Este caso tem várias implicações importantes para pacientes com condições médicas complexas:

Primeiro, demonstra que doenças raras podem imitar quadros mais comuns, exigindo persistência no diagnóstico. A paciente inicialmente apresentou achados sugestivos de carcinoma de células renais, depois de doença relacionada a IgG4, antes de chegar ao diagnóstico correto de doença de Erdheim-Chester.

Segundo, destaca a importância de buscar atendimento em centros especializados ao lidar com doenças multissistêmicas complexas. A abordagem coordenada entre reumatologia, radiologia, patologia e outras especialidades foi essencial para chegar ao diagnóstico correto.

Terceiro, o caso mostra que marcadores inflamatórios normais (como a PCR) nem sempre descartam processos patológicos significativos. Algumas condições operam por meio de vias biológicas diferentes que não disparam respostas inflamatórias convencionais.

Por fim, este caso ilustra que a resposta ao tratamento (ou a falta dela) pode fornecer pistas diagnósticas importantes. A falha da paciente em responder ao rituximabe ajudou a descartar doença relacionada a IgG4 típica e apontou para diagnósticos alternativos.

Limitações do Processo Diagnóstico

Esta jornada diagnóstica apresentou várias limitações que os pacientes devem compreender:

  • Múltiplas biópsias necessárias: A paciente foi submetida a quatro biópsias ao longo de sete anos antes de obter um diagnóstico definitivo
  • Limitações de imagem: Exames iniciais sugeriram câncer renal que não foi confirmado pela patologia
  • Limitações da tentativa terapêutica: A paciente não pôde completar o curso de rituximabe devido a uma reação à infusão, limitando o aprendizado com a resposta ao tratamento
  • Raridade da condição: A doença de Erdheim-Chester afeta aproximadamente 1 em 500.000 pessoas, tornando a experiência com a condição limitada
  • Sobreposição com outras condições: Os achados histológicos sobrepuseram-se aos da doença relacionada a IgG4, criando confusão diagnóstica

Essas limitações destacam por que diagnósticos complexos frequentemente exigem tempo, múltiplos procedimentos e consulta com vários especialistas antes de se chegar a uma conclusão.

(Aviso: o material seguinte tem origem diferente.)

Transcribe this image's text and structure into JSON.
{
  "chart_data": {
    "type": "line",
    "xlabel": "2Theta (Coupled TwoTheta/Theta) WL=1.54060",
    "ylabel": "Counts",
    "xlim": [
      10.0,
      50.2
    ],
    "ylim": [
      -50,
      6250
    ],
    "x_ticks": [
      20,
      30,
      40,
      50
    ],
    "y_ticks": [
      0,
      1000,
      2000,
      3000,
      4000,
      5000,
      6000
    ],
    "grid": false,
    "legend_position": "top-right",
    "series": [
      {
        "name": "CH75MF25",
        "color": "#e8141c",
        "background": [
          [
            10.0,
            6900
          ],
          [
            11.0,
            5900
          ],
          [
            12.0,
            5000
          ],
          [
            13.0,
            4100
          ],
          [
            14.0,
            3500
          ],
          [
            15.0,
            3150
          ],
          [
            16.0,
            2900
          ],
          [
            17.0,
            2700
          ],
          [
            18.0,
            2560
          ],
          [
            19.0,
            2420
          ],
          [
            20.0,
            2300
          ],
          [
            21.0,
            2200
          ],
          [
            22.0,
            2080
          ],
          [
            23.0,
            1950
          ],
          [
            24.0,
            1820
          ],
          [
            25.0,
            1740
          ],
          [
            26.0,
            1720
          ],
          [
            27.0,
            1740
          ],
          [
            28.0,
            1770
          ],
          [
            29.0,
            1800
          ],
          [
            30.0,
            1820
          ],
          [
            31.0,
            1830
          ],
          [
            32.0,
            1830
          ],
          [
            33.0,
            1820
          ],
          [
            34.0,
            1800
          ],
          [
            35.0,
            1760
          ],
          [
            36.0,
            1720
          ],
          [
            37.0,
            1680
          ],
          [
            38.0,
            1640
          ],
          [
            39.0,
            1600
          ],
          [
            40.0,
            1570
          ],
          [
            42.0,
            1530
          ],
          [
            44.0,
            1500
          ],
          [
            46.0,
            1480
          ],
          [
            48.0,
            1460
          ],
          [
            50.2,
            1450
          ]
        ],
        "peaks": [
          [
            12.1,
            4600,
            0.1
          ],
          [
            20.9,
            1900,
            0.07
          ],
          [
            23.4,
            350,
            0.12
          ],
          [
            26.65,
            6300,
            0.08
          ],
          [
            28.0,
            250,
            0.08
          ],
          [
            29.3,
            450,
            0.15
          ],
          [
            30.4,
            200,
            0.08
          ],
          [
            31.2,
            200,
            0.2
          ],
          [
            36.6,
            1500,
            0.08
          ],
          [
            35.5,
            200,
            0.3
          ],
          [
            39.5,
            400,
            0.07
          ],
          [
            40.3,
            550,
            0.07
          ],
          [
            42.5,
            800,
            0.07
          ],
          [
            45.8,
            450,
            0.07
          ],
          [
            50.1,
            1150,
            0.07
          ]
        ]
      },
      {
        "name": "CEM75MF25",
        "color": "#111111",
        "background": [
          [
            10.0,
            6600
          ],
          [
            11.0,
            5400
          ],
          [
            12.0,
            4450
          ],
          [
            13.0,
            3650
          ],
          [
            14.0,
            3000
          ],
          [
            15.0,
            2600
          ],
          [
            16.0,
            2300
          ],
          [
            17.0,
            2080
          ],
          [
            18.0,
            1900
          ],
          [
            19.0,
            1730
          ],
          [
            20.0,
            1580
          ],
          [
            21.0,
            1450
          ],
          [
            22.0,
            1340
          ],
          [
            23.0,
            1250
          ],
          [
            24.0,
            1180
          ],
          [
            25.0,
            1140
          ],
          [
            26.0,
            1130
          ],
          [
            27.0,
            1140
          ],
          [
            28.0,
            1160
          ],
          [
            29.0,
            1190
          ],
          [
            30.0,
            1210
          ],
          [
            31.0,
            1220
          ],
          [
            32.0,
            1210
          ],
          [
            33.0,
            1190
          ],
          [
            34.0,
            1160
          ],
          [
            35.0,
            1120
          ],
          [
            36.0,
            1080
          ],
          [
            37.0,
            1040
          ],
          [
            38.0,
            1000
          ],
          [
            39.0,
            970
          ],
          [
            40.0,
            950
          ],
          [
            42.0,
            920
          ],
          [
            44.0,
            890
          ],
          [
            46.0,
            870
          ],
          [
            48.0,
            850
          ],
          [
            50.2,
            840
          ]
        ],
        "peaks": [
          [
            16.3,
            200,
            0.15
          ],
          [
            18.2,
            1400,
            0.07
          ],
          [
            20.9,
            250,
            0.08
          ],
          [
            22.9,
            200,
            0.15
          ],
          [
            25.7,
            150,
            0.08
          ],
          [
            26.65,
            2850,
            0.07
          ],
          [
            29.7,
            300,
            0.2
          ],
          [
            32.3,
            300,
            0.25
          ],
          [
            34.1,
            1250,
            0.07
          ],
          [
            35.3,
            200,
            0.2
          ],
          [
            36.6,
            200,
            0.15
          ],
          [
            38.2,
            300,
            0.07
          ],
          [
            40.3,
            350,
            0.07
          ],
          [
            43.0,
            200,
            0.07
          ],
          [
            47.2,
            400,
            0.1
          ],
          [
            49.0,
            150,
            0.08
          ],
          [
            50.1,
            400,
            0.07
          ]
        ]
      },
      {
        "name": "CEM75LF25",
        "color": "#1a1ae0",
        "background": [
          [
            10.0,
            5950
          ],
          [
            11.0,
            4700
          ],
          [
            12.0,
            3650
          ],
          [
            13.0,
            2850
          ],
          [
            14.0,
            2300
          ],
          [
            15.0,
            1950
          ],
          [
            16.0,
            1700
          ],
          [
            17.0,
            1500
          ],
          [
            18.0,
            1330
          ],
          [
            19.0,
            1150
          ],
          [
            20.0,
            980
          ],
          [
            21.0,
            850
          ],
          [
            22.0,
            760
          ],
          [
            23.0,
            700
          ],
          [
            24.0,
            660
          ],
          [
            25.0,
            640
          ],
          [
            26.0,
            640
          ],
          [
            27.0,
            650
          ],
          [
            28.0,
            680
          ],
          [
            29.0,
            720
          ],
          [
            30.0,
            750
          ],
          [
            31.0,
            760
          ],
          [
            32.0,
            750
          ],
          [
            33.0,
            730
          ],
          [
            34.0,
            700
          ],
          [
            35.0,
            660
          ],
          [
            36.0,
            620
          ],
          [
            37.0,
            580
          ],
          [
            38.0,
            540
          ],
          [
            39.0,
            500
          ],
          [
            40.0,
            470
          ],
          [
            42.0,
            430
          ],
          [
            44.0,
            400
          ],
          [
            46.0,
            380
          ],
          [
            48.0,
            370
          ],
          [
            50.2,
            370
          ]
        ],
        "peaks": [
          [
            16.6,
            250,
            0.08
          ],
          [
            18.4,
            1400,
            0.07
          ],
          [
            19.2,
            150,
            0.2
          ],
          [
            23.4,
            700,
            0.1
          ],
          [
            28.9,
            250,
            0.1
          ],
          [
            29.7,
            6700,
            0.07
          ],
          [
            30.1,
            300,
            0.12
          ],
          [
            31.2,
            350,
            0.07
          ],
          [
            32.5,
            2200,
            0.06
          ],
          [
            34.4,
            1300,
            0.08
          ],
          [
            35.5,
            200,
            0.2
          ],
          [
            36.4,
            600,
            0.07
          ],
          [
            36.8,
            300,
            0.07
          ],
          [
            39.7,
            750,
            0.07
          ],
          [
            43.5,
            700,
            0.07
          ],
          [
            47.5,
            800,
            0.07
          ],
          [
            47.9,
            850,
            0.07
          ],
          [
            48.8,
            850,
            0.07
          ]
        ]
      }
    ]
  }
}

Principais Lições para Pacientes

Para pacientes que enfrentam jornadas diagnósticas complexas, este caso oferece várias lições importantes:

  1. Persista em buscar respostas: Condições complexas podem exigir múltiplas avaliações ao longo do tempo
  2. Busque atendimento especializado: Centros médicos acadêmicos frequentemente têm experiência com condições raras
  3. Entenda as limitações dos exames: Imagens podem sugerir condições que as biópsias não confirmam
  4. Registre seus sintomas: Anotações detalhadas ajudam os médicos a identificar padrões
  5. Conheça seu histórico familiar: O histórico familiar de câncer renal da paciente foi potencialmente relevante
  6. Pergunte sobre segundas opiniões: Múltiplas perspectivas podem ser valiosas em casos complexos
  7. Entenda os objetivos do tratamento: Às vezes, tratamentos são tentados com fins diagnósticos para observar a resposta da doença

Mais importante, este caso mostra que o diagnóstico médico é frequentemente um processo, e não um evento único, especialmente para doenças multissistêmicas raras que não se encaixam em padrões típicos.

Informações da Fonte

Título do Artigo Original: Caso 30-2024: Uma Mulher de 45 Anos com Lesões Renais e Doença Óssea Lítica

Autores: Luke Y.C. Chen, M.D., M.M.Ed., Ambrose J. Huang, M.D., John H. Stone, M.D., M.P.H., e Judith A. Ferry, M.D.

Publicação: The New England Journal of Medicine, 26 de setembro de 2024

DOI: 10.1056/NEJMcpc2402486

Este artigo de linguagem acessível é baseado em pesquisa revisada por pares da série Registros de Casos do Massachusetts General Hospital. O artigo original apresenta achados clínicos, radiológicos e patológicos detalhados de um caso real de paciente discutido por especialistas da Harvard Medical School.